Corona De Aragon, Reserva, Espagne, Carinena, 2014

Baron de Ley, Reserva, Espagne, Rioja, 2014, $21.95, cépages : Tempranillo 100%, alc. : 13.5%, sucre : 1.9 g/l, code SAQ : 868729.

Ce vin est aussi disponible en format de 500 ml et de 1.5 l. L’échantillon que j’ai goûté était le 500 ml.

Un deuxième Reserva mais celui-ci est élaboré à partir de 100% Tempranillo cépage assez tannique. Il est donc à noter que ce vin aura donc plus de structure et des tannins plus charpentés. De plus le vieillissement de ce vin est plus prolongé (barrique : 20 mois, bouteille 24 mois) que le précédent et de plus est fait dans des barriques de chêne américain lequel est passablement plus ororant/aromatique que le chêne français.

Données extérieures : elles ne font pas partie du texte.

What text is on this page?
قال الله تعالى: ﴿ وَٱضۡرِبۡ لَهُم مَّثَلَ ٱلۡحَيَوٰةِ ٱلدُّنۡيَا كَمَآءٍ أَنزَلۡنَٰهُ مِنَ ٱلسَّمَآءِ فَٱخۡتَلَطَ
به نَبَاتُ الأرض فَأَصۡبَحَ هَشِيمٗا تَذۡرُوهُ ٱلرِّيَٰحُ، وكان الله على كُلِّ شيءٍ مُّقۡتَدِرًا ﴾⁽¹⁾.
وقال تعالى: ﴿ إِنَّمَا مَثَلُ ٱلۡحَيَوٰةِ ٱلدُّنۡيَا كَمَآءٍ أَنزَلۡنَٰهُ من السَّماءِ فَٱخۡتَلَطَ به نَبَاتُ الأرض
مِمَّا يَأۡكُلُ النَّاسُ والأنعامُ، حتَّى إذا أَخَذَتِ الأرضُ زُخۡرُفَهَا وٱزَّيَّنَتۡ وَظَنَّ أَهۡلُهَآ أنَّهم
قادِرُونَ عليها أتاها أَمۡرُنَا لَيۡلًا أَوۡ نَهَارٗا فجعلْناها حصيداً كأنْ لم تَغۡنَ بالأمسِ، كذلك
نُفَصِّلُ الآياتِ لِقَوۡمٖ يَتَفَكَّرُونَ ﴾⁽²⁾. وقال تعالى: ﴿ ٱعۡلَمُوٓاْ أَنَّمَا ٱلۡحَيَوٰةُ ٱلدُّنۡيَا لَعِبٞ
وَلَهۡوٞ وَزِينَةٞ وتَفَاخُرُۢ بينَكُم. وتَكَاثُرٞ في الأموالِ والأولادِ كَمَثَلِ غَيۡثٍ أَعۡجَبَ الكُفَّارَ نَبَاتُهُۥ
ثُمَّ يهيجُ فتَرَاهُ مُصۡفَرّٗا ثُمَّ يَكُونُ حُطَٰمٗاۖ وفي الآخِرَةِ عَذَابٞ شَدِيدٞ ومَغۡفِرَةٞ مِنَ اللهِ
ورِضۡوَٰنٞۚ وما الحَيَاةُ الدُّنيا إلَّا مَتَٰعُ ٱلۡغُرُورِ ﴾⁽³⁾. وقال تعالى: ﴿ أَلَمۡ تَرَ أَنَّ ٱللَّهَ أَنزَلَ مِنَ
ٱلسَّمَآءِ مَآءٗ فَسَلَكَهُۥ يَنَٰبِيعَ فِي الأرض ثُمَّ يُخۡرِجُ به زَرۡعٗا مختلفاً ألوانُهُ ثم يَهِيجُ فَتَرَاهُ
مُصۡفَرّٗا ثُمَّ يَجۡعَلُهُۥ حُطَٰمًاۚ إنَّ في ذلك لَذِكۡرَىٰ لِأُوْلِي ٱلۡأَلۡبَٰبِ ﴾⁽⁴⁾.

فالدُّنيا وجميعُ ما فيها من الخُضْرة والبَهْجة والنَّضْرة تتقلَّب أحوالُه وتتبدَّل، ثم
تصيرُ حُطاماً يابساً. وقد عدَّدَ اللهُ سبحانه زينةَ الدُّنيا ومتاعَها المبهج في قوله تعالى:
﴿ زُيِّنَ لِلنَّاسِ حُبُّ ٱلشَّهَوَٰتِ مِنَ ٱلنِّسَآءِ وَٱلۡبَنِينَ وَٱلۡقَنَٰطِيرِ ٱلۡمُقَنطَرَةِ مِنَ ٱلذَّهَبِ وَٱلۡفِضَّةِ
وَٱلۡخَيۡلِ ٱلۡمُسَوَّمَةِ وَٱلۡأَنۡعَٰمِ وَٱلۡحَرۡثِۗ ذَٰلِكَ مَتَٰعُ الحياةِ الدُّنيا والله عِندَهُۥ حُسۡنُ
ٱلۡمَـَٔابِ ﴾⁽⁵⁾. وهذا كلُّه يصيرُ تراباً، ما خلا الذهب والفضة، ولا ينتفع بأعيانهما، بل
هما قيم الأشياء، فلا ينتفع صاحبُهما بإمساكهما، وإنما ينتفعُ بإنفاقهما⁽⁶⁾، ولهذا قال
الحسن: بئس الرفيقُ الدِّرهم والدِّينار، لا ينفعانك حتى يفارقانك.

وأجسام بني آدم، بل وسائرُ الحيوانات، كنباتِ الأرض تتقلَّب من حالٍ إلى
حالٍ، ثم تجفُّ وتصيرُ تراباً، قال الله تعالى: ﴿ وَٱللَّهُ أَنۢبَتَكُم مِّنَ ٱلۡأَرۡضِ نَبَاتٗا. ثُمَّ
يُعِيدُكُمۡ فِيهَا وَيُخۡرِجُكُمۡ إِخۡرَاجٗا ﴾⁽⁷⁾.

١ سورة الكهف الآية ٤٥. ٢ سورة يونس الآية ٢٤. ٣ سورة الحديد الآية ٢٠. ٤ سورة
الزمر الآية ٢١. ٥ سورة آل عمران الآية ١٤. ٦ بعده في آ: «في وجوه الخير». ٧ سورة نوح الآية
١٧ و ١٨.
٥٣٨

Au nez donc des notes bien évidentes de bois, de noix de coco, de fumée, de vanille et de fruits rouges bien mûrs, légèrement confiturés et de prunes. En bouche, la texture est veloutée, l’acidité moyenne et les tannins bien charpentés. Passablement de flaveurs d’épices douces et de notes boisées avec une certaine amplitude. La longueur est appréciable.

Baron de Ley, Reserva, Espagne, Rioja, 2014

Warre’s, Optima, Tawny, 20 ans, Portugal, Douro, format 500 ml, $41.25, cépages : Touriga Nacional, Touriga Franca, Tinta Barroca, Tinta Roriz, Tinto Cao, sucre : entre 90 et 100 g/l, code SAQ : 10667360.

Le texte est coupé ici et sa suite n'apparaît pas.